Date: March 2022, Version 2

Quick read

Imatinib might cause birth defects if used in pregnancy but stopping the drug could cause cancer to come back. A doctor will advise on the risks and benefits for each woman.

What is it?

Imatinib (Glivec®) is used to treat specific types of leukaemia, and some other cancers.


What are the benefits of using imatinib in pregnancy?

Imatinib can be an effective treatment for leukaemia and other types of cancer. Continued imatinib treatment helps to prevent cancer from returning.


Are there any risks of using imatinib in pregnancy?

Possibly. Around 200 women taking imatinib in early pregnancy have been studied. While most of their babies were healthy, a handful had a similar pattern of birth defects. This suggests that in rare cases, imatinib might affect the unborn baby’s development.

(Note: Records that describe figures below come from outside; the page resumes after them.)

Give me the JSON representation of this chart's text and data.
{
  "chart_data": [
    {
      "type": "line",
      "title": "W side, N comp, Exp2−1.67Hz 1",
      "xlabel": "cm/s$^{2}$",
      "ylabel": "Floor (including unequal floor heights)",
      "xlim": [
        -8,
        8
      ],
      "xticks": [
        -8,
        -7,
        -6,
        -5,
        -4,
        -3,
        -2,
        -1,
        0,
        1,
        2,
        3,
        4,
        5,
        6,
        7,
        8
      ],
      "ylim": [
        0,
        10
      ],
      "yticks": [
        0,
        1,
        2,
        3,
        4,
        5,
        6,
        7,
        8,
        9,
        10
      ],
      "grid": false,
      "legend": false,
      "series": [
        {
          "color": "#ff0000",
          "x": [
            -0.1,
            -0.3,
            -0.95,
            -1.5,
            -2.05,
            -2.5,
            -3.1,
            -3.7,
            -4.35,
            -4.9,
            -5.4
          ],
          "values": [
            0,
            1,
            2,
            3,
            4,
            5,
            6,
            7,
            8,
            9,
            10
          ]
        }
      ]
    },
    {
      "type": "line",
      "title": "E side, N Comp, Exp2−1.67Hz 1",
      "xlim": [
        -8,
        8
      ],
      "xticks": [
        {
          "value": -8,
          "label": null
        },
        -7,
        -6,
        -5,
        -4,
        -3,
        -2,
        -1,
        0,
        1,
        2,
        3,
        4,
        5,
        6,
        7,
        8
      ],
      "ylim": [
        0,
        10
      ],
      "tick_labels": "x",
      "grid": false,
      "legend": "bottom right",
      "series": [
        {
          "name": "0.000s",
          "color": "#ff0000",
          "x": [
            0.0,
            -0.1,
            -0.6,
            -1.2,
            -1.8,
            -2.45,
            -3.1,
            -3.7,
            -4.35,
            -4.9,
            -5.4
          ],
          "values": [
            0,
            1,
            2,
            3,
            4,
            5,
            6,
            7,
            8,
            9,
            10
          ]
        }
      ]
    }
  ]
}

Are there any alternatives to taking imatinib in pregnancy?

Possibly. Other drugs that are safer in pregnancy can be used to treat some cancers but may not work as well as imatinib. Occasionally, treatment can be stopped while trying to conceive and during pregnancy. A doctor will help to weigh up the risk of cancer coming back against the possible benefit to the baby of stopping or changing treatment.

No treatment

What if I prefer not to take medicines in pregnancy?

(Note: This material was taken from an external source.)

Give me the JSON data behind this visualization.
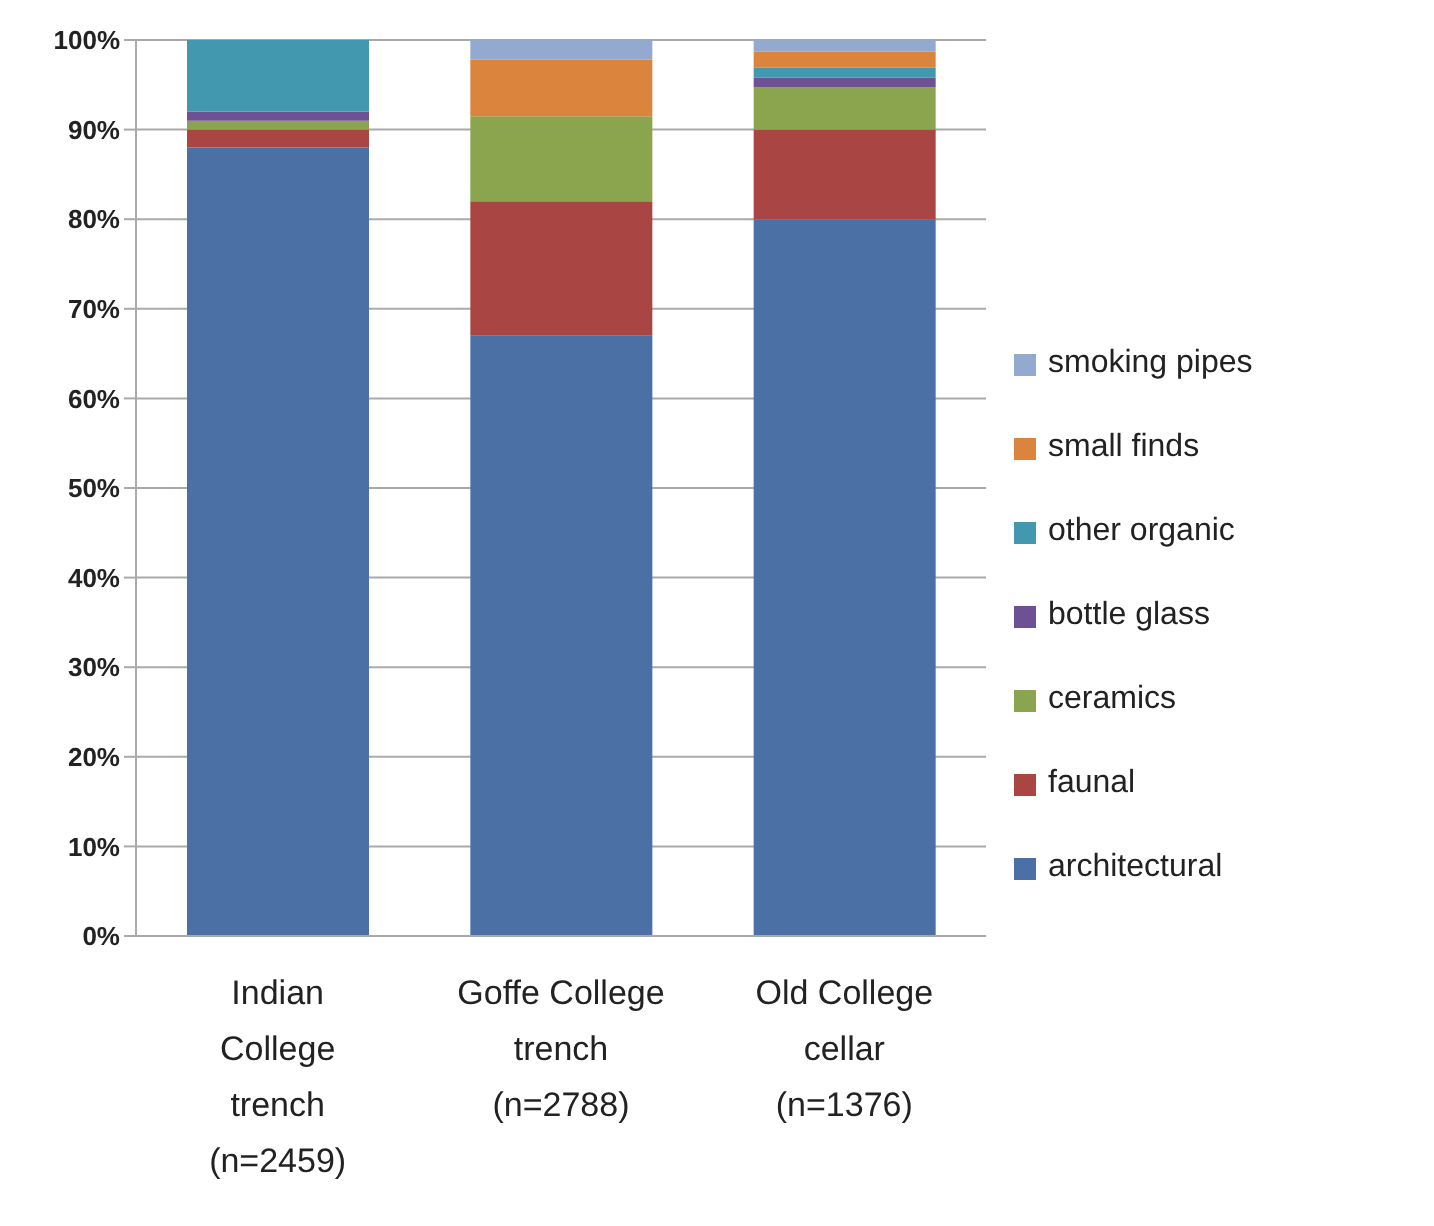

Cancer treatment may need to be continued in pregnancy to ensure the woman and her baby remain well.

A doctor will only prescribe medicines when necessary and will be happy to talk about any concerns.

Will I or my baby need extra monitoring?

As part of routine antenatal care in the UK, all women are invited for a very detailed scan at around 20 weeks of pregnancy to check the baby’s development. As imatinib might be linked to birth defects, more detailed scanning may be carried out. Extra checks of the baby’s growth may also be offered, particularly in later pregnancy.

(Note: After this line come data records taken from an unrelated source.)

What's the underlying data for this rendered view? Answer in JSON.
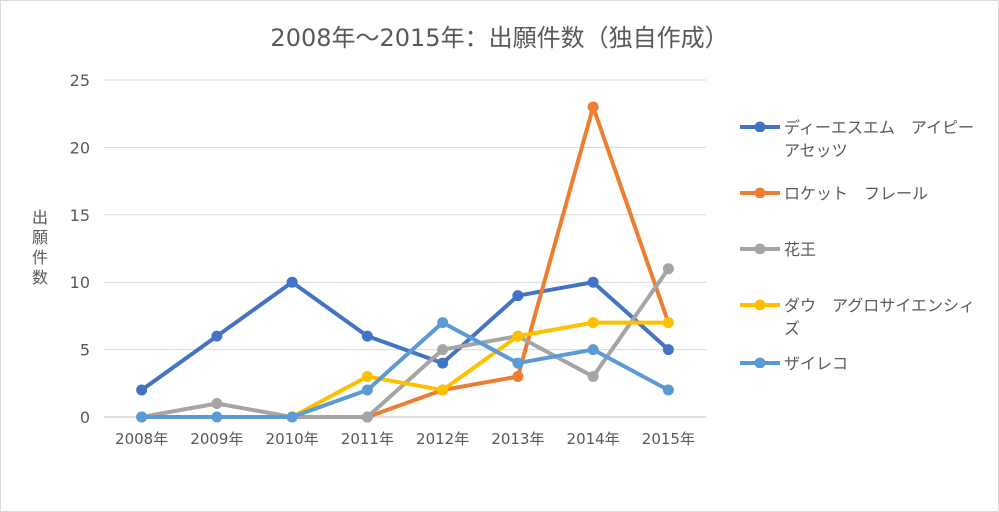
{
  "chart_data": {
    "type": "line",
    "title": "2008年～2015年：出願件数（独自作成）",
    "ylabel": "出願件数",
    "xlabel": "",
    "categories": [
      "2008年",
      "2009年",
      "2010年",
      "2011年",
      "2012年",
      "2013年",
      "2014年",
      "2015年"
    ],
    "ylim": [
      0,
      25
    ],
    "yticks": [
      "0",
      "5",
      "10",
      "15",
      "20",
      "25"
    ],
    "grid": true,
    "legend_position": "right",
    "series": [
      {
        "name": "ディーエスエム　アイピー　アセッツ",
        "color": "#4472c4",
        "values": [
          2,
          6,
          10,
          6,
          4,
          9,
          10,
          5
        ]
      },
      {
        "name": "ロケット　フレール",
        "color": "#ed7d31",
        "values": [
          null,
          null,
          null,
          0,
          2,
          3,
          23,
          7
        ]
      },
      {
        "name": "花王",
        "color": "#a5a5a5",
        "values": [
          0,
          1,
          0,
          0,
          5,
          6,
          3,
          11
        ]
      },
      {
        "name": "ダウ　アグロサイエンシィズ",
        "color": "#ffc000",
        "values": [
          null,
          null,
          0,
          3,
          2,
          6,
          7,
          7
        ]
      },
      {
        "name": "ザイレコ",
        "color": "#5b9bd5",
        "values": [
          0,
          0,
          0,
          2,
          7,
          4,
          5,
          2
        ]
      }
    ]
  }
}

Are there any risks to my baby if the father has used imatinib?

We would not expect any increased risk to the baby if the father took imatinib before or around the time you became pregnant.

Who can I talk to if I have questions?

If you have any questions regarding the information in this leaflet please discuss them with your health care provider. They can access more detailed medical and scientific information from

How can I help to improve drug safety information for pregnant women in the future?

Our online reporting system (MyBump Portal) allows women who are currently pregnant to create a secure record of their pregnancy, collected through a series of questionnaires. You will be asked to enter information about your health, whether or not you take any medicines, your pregnancy outcome and your child's development. You can update your details at any time during pregnancy or afterwards. This information will help us better understand how medicines affect the health of pregnant women and their babies. Please visit the MyBump Portal to register.

General information
Sadly, miscarriage and birth defects can occur in any pregnancy.

Miscarriage occurs in about 1 in every 5 pregnancies, and 1 in every 40 babies are born with a birth defect. This is called the ‘background risk’ and happens whether medication is taken or not.

Most medicines cross the placenta and reach the baby. For many medications this is not a problem. However, some medicines can affect a baby’s growth and development.

If you take regular medication and are planning to conceive, you should discuss whether your medicine is safe to continue with your doctor/health care team before becoming pregnant. If you have an unplanned pregnancy while taking a medicine, you should tell your doctor as soon as possible.

If a new medicine is suggested for you during pregnancy, please make sure that the person prescribing it knows that you are pregnant. If you have any concerns about a medicine, you can check with your doctor, midwife or pharmacist.

Our Bumps information leaflets provide information about the effects of medicines in pregnancy so that you can decide, together with your healthcare provider, what is best for you and your baby.